Sony last month agreed to sell its 37-story New York headquarters to Chetrit Group for $1.1 billion. The company expects a profit of about $685 million from the deal. The electronics maker also predicted a 115 billion-yen gain following the sale of a stake in M3 Inc. The largely paper gain mainly derives from a revaluation of Sony’s remaining stake in the health-care data provider.
Hirai also agreed to sell a chemical unit and stakes in display-making ventures as he sharpens Sony’s focus on mobile devices, games and digital imaging. The company reiterated its full-year profit forecast of 20 billion yen earlier this month. The target included expected gains from asset sales.
“Sony has identified certain assets for possible sale as part of an initiative to transform its business portfolio and reorganize its assets,” the company said in a statement today. “This sale was conducted as part of that initiative.”

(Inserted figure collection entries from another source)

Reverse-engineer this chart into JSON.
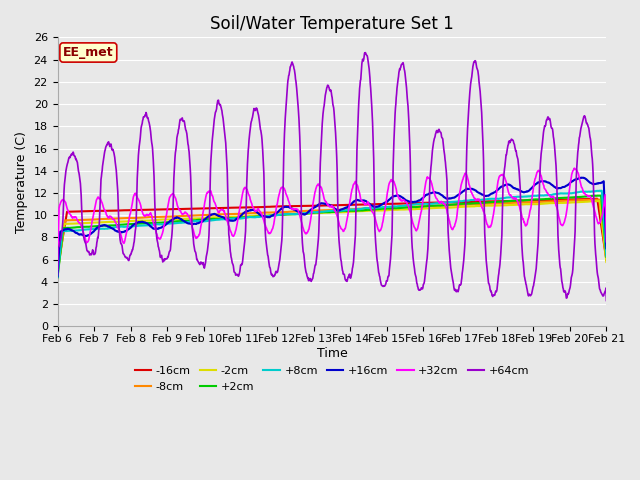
{
  "title": "Soil/Water Temperature Set 1",
  "xlabel": "Time",
  "ylabel": "Temperature (C)",
  "ylim": [
    0,
    26
  ],
  "yticks": [
    0,
    2,
    4,
    6,
    8,
    10,
    12,
    14,
    16,
    18,
    20,
    22,
    24,
    26
  ],
  "x_labels": [
    "Feb 6",
    "Feb 7",
    "Feb 8",
    "Feb 9",
    "Feb 10",
    "Feb 11",
    "Feb 12",
    "Feb 13",
    "Feb 14",
    "Feb 15",
    "Feb 16",
    "Feb 17",
    "Feb 18",
    "Feb 19",
    "Feb 20",
    "Feb 21"
  ],
  "annotation_text": "EE_met",
  "annotation_bg": "#ffffcc",
  "annotation_border": "#cc0000",
  "series": {
    "-16cm": {
      "color": "#dd0000",
      "lw": 1.5
    },
    "-8cm": {
      "color": "#ff8800",
      "lw": 1.5
    },
    "-2cm": {
      "color": "#dddd00",
      "lw": 1.5
    },
    "+2cm": {
      "color": "#00cc00",
      "lw": 1.5
    },
    "+8cm": {
      "color": "#00cccc",
      "lw": 1.5
    },
    "+16cm": {
      "color": "#0000cc",
      "lw": 1.5
    },
    "+32cm": {
      "color": "#ff00ff",
      "lw": 1.2
    },
    "+64cm": {
      "color": "#9900cc",
      "lw": 1.2
    }
  },
  "fig_bg": "#e8e8e8",
  "plot_bg": "#e8e8e8",
  "grid_color": "#ffffff",
  "title_fontsize": 12,
  "axis_fontsize": 9,
  "tick_fontsize": 8
}
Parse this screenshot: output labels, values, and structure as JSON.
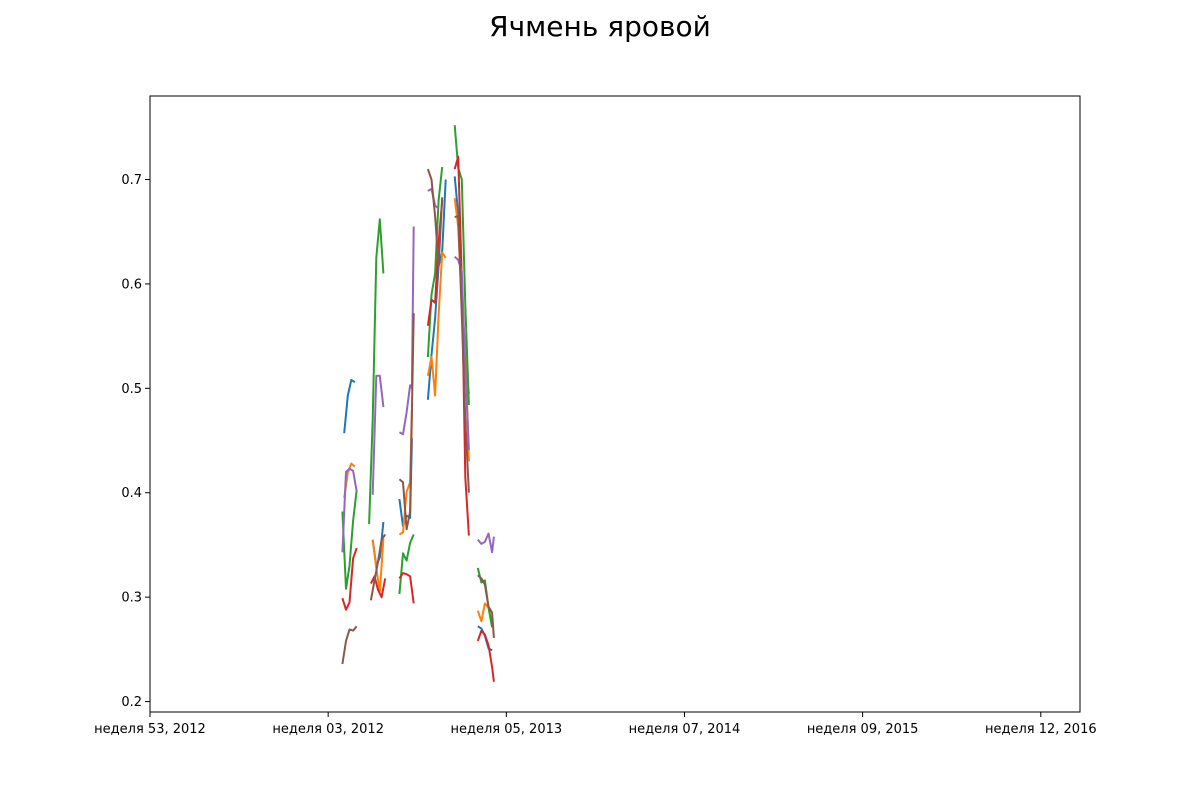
{
  "chart_data": {
    "type": "line",
    "title": "Ячмень яровой",
    "xlabel": "",
    "ylabel": "",
    "ylim": [
      0.19,
      0.78
    ],
    "yticks": [
      0.2,
      0.3,
      0.4,
      0.5,
      0.6,
      0.7
    ],
    "ytick_labels": [
      "0.2",
      "0.3",
      "0.4",
      "0.5",
      "0.6",
      "0.7"
    ],
    "xlim": [
      -0.0,
      5.22
    ],
    "xticks": [
      0,
      1,
      2,
      3,
      4,
      5
    ],
    "xtick_labels": [
      "неделя 53, 2012",
      "неделя 03, 2012",
      "неделя 05, 2013",
      "неделя 07, 2014",
      "неделя 09, 2015",
      "неделя 12, 2016"
    ],
    "grid": false,
    "legend": "none",
    "series": [
      {
        "color": "#1f77b4",
        "segments": [
          [
            [
              1.09,
              0.457
            ],
            [
              1.11,
              0.493
            ],
            [
              1.13,
              0.508
            ],
            [
              1.15,
              0.506
            ]
          ],
          [
            [
              1.25,
              0.355
            ],
            [
              1.27,
              0.33
            ],
            [
              1.29,
              0.338
            ],
            [
              1.31,
              0.372
            ]
          ],
          [
            [
              1.4,
              0.394
            ],
            [
              1.42,
              0.368
            ],
            [
              1.44,
              0.378
            ],
            [
              1.46,
              0.376
            ],
            [
              1.47,
              0.452
            ]
          ],
          [
            [
              1.56,
              0.489
            ],
            [
              1.58,
              0.532
            ],
            [
              1.6,
              0.567
            ],
            [
              1.62,
              0.617
            ],
            [
              1.64,
              0.631
            ],
            [
              1.66,
              0.7
            ]
          ],
          [
            [
              1.71,
              0.703
            ],
            [
              1.73,
              0.667
            ],
            [
              1.75,
              0.585
            ],
            [
              1.77,
              0.52
            ],
            [
              1.79,
              0.495
            ]
          ],
          [
            [
              1.84,
              0.272
            ],
            [
              1.86,
              0.27
            ],
            [
              1.88,
              0.263
            ],
            [
              1.9,
              0.251
            ],
            [
              1.92,
              0.249
            ]
          ]
        ]
      },
      {
        "color": "#ff7f0e",
        "segments": [
          [
            [
              1.09,
              0.395
            ],
            [
              1.11,
              0.419
            ],
            [
              1.13,
              0.428
            ],
            [
              1.15,
              0.425
            ]
          ],
          [
            [
              1.25,
              0.355
            ],
            [
              1.27,
              0.328
            ],
            [
              1.29,
              0.305
            ],
            [
              1.31,
              0.356
            ]
          ],
          [
            [
              1.4,
              0.36
            ],
            [
              1.42,
              0.362
            ],
            [
              1.44,
              0.401
            ],
            [
              1.46,
              0.41
            ],
            [
              1.47,
              0.48
            ]
          ],
          [
            [
              1.56,
              0.512
            ],
            [
              1.58,
              0.53
            ],
            [
              1.6,
              0.493
            ],
            [
              1.62,
              0.57
            ],
            [
              1.64,
              0.63
            ],
            [
              1.66,
              0.625
            ]
          ],
          [
            [
              1.71,
              0.682
            ],
            [
              1.73,
              0.655
            ],
            [
              1.75,
              0.58
            ],
            [
              1.77,
              0.54
            ],
            [
              1.79,
              0.43
            ]
          ],
          [
            [
              1.84,
              0.287
            ],
            [
              1.86,
              0.277
            ],
            [
              1.88,
              0.294
            ],
            [
              1.9,
              0.29
            ],
            [
              1.92,
              0.275
            ]
          ]
        ]
      },
      {
        "color": "#2ca02c",
        "segments": [
          [
            [
              1.08,
              0.382
            ],
            [
              1.1,
              0.308
            ],
            [
              1.12,
              0.33
            ],
            [
              1.14,
              0.373
            ],
            [
              1.16,
              0.403
            ]
          ],
          [
            [
              1.23,
              0.37
            ],
            [
              1.25,
              0.47
            ],
            [
              1.27,
              0.625
            ],
            [
              1.29,
              0.662
            ],
            [
              1.31,
              0.61
            ]
          ],
          [
            [
              1.4,
              0.303
            ],
            [
              1.42,
              0.342
            ],
            [
              1.44,
              0.335
            ],
            [
              1.46,
              0.352
            ],
            [
              1.48,
              0.36
            ]
          ],
          [
            [
              1.56,
              0.53
            ],
            [
              1.58,
              0.59
            ],
            [
              1.6,
              0.61
            ],
            [
              1.62,
              0.68
            ],
            [
              1.64,
              0.712
            ]
          ],
          [
            [
              1.71,
              0.752
            ],
            [
              1.73,
              0.711
            ],
            [
              1.75,
              0.7
            ],
            [
              1.77,
              0.58
            ],
            [
              1.79,
              0.484
            ]
          ],
          [
            [
              1.84,
              0.328
            ],
            [
              1.86,
              0.314
            ],
            [
              1.88,
              0.316
            ],
            [
              1.9,
              0.29
            ],
            [
              1.92,
              0.271
            ]
          ]
        ]
      },
      {
        "color": "#d62728",
        "segments": [
          [
            [
              1.08,
              0.299
            ],
            [
              1.1,
              0.288
            ],
            [
              1.12,
              0.295
            ],
            [
              1.14,
              0.337
            ],
            [
              1.16,
              0.347
            ]
          ],
          [
            [
              1.24,
              0.313
            ],
            [
              1.26,
              0.32
            ],
            [
              1.28,
              0.307
            ],
            [
              1.3,
              0.3
            ],
            [
              1.32,
              0.318
            ]
          ],
          [
            [
              1.4,
              0.318
            ],
            [
              1.42,
              0.323
            ],
            [
              1.44,
              0.322
            ],
            [
              1.46,
              0.32
            ],
            [
              1.48,
              0.294
            ]
          ],
          [
            [
              1.56,
              0.56
            ],
            [
              1.58,
              0.585
            ],
            [
              1.6,
              0.582
            ],
            [
              1.62,
              0.64
            ],
            [
              1.64,
              0.68
            ]
          ],
          [
            [
              1.71,
              0.71
            ],
            [
              1.73,
              0.722
            ],
            [
              1.75,
              0.605
            ],
            [
              1.77,
              0.415
            ],
            [
              1.79,
              0.359
            ]
          ],
          [
            [
              1.84,
              0.258
            ],
            [
              1.86,
              0.268
            ],
            [
              1.88,
              0.264
            ],
            [
              1.9,
              0.254
            ],
            [
              1.92,
              0.233
            ],
            [
              1.93,
              0.219
            ]
          ]
        ]
      },
      {
        "color": "#9467bd",
        "segments": [
          [
            [
              1.08,
              0.343
            ],
            [
              1.1,
              0.42
            ],
            [
              1.12,
              0.423
            ],
            [
              1.14,
              0.421
            ],
            [
              1.16,
              0.401
            ]
          ],
          [
            [
              1.25,
              0.398
            ],
            [
              1.27,
              0.512
            ],
            [
              1.29,
              0.512
            ],
            [
              1.31,
              0.482
            ]
          ],
          [
            [
              1.4,
              0.458
            ],
            [
              1.42,
              0.456
            ],
            [
              1.44,
              0.477
            ],
            [
              1.46,
              0.503
            ],
            [
              1.47,
              0.5
            ],
            [
              1.48,
              0.655
            ]
          ],
          [
            [
              1.56,
              0.689
            ],
            [
              1.58,
              0.691
            ],
            [
              1.6,
              0.675
            ],
            [
              1.62,
              0.672
            ]
          ],
          [
            [
              1.71,
              0.626
            ],
            [
              1.73,
              0.623
            ],
            [
              1.75,
              0.612
            ],
            [
              1.77,
              0.52
            ],
            [
              1.79,
              0.441
            ]
          ],
          [
            [
              1.84,
              0.355
            ],
            [
              1.86,
              0.351
            ],
            [
              1.88,
              0.353
            ],
            [
              1.9,
              0.361
            ],
            [
              1.92,
              0.343
            ],
            [
              1.93,
              0.358
            ]
          ]
        ]
      },
      {
        "color": "#8c564b",
        "segments": [
          [
            [
              1.08,
              0.236
            ],
            [
              1.1,
              0.258
            ],
            [
              1.12,
              0.269
            ],
            [
              1.14,
              0.268
            ],
            [
              1.16,
              0.272
            ]
          ],
          [
            [
              1.24,
              0.297
            ],
            [
              1.26,
              0.316
            ],
            [
              1.28,
              0.334
            ],
            [
              1.3,
              0.355
            ],
            [
              1.32,
              0.36
            ]
          ],
          [
            [
              1.4,
              0.413
            ],
            [
              1.42,
              0.41
            ],
            [
              1.44,
              0.365
            ],
            [
              1.46,
              0.382
            ],
            [
              1.48,
              0.572
            ]
          ],
          [
            [
              1.56,
              0.71
            ],
            [
              1.58,
              0.7
            ],
            [
              1.6,
              0.665
            ],
            [
              1.62,
              0.617
            ],
            [
              1.64,
              0.683
            ]
          ],
          [
            [
              1.71,
              0.664
            ],
            [
              1.73,
              0.665
            ],
            [
              1.75,
              0.57
            ],
            [
              1.77,
              0.47
            ],
            [
              1.79,
              0.4
            ]
          ],
          [
            [
              1.84,
              0.321
            ],
            [
              1.86,
              0.318
            ],
            [
              1.88,
              0.312
            ],
            [
              1.9,
              0.291
            ],
            [
              1.92,
              0.285
            ],
            [
              1.93,
              0.261
            ]
          ]
        ]
      }
    ]
  }
}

Sony is currently evaluating the impact of the Tokyo office sale and other factors on its earnings forecasts, it said today. The company made a similar statement last week after the M3 deal.
The electronics maker rose 3.6 percent to close at 1,338 yen in Tokyo trading before the announcement. The benchmark Nikkei 225 Stock Average gained 2.7 percent. Sony has climbed 40 percent this year, buoyed by a weaker yen that’s boosting earnings from overseas.
The manufacturer is heading for a ninth straight annual loss at its TV-making unit amid slowing demand and rising competition. Sales of Xperia smartphones and tablets are also trailing Apple’s iPhones and iPads.
The company’s credit rating was cut three levels to BB-, a non-investment grade, by Fitch Ratings in November. Slumping demand for TVs and weakened economic conditions at home and overseas will leave the company maker struggling to regain technological leadership, Fitch said at the time.
Sony raised 150 billion yen selling five-year convertible bonds in November, its first offering of similar securities since 2003. The inventor of the Walkman, which is cutting 10,000 jobs, lost about 31 percent of its market value last year.